Le jeune attaquant est en nette progression. On parle d’un joueur qui peinait physiquement quand il a rejoint l’équipe l’hiver dernier.

«Il progresse. Quand il est arrivé, il arrêtait après 20 minutes parce qu’il avait des crampes.

«Aujourd’hui, il est capable de répéter les efforts et j’aime beaucoup. On essaie de l’habituer à s’entraîner pour s’entraîner et pas seulement pour jouer au ballon.»

Le cas Tabla

À l’autre bout du spectre, il y a Ballou Tabla qui a été laissé de côté samedi dernier même s’il était en mesure de joueur. Wilfried Nancy a d’ailleurs joué à 19 joueurs même s’il peut en avoir 20 à sa disposition.

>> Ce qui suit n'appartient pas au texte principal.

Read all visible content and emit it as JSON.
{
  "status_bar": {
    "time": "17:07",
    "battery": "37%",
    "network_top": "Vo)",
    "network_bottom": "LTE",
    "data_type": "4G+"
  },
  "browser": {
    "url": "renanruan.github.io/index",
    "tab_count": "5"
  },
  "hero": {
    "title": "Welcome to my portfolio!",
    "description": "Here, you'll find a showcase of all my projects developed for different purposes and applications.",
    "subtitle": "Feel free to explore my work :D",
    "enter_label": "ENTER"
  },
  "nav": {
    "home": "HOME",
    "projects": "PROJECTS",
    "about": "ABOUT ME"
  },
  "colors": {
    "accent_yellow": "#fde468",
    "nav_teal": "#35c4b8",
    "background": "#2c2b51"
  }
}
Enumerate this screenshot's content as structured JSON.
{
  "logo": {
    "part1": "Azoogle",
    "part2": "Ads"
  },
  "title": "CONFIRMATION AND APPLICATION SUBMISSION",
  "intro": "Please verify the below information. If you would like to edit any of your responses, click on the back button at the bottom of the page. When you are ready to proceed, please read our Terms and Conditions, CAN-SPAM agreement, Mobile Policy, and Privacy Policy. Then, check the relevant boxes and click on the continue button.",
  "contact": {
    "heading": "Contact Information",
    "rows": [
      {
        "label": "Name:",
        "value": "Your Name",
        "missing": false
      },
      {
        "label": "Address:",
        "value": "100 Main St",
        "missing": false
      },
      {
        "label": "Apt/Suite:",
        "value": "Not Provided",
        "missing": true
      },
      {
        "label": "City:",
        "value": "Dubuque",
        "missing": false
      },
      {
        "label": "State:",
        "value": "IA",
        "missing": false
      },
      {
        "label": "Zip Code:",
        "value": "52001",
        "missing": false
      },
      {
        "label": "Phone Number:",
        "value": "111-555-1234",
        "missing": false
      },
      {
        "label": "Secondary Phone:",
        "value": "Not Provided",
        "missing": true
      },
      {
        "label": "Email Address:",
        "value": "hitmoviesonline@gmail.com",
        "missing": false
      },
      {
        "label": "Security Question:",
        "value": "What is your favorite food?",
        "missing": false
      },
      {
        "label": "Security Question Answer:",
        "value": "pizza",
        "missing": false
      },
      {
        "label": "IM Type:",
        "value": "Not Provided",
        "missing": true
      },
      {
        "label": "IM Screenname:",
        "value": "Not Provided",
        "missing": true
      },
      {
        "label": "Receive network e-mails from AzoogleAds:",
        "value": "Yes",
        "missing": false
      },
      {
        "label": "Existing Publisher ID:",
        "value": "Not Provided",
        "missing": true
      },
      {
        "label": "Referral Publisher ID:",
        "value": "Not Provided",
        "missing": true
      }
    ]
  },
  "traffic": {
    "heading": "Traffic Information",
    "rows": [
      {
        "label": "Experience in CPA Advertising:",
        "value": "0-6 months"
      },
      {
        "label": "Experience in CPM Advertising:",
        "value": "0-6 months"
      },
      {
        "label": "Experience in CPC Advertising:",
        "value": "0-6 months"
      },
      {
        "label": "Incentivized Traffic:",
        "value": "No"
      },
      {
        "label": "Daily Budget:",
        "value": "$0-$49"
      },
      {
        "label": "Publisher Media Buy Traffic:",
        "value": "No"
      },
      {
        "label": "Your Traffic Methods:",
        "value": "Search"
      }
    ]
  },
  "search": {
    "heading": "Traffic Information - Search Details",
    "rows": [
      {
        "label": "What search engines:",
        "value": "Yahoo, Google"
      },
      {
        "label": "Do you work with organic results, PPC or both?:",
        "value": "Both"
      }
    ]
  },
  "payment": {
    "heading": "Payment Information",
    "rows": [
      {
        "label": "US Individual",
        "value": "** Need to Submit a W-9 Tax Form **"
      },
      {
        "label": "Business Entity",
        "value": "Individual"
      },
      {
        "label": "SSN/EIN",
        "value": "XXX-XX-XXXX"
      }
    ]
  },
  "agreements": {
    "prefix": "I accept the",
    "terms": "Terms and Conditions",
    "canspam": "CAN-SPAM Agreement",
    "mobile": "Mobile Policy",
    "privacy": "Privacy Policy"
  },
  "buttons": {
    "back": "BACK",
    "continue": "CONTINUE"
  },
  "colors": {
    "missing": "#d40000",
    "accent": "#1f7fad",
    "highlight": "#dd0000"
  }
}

Tout est une question d’exigence. C’est essentiellement ce qu’a soutenu l’entraîneur-chef de l’équipe quand on est revenu sur sa décision de laisser la 20e place vacante dans sa formation contre l’Union.

«C’est la dernière fois que je vais parler de Ballou et après j’espère qu’on va avancer. On a l’impression qu’on en fait une montagne, mais il n’y a pas de montagne à faire», a-t-il d’abord mentionné en guise de mise au point.

«Les joueurs doivent s’entraîner pour progresser et si un joueur ne le fait pas, il est déjà en porte-à-faux.

«J’ai choisi de rester à 19 parce qu’il ne méritait pas de faire partie du groupe pour ce match-là. Je lui en ai parlé et ça va rester entre lui et moi.»

Constance recherchée

La situation est décevante parce qu’on pensait que le milieu de terrain de 22 ans s’était relancé en inscrivant un doublé contre Halifax en Championnat canadien le mois dernier.

«Il doit être constant. Le métier de joueur de football pour tout le monde c’est d’aimer s’entraîner et d’aimer travailler et il faut le faire sur la longueur», a insisté Nancy.

«J’ai déjà parlé avec lui plusieurs fois, il le sait très bien. C’est à lui de prendre le taureau par les cornes pour avancer.»

Même s’il connaît son joueur depuis longtemps, Nancy n’a pas l’intention de lui accorder de passe-droit.

«Pour n’importe quel joueur, il y a des choses à faire pour rester dans l’équipe. Si je dois être 18 joueurs au lieu de 20, ça ne me dérange pas si c’est la chose à faire. Je suis un entraîneur, mais je suis aussi un formateur.»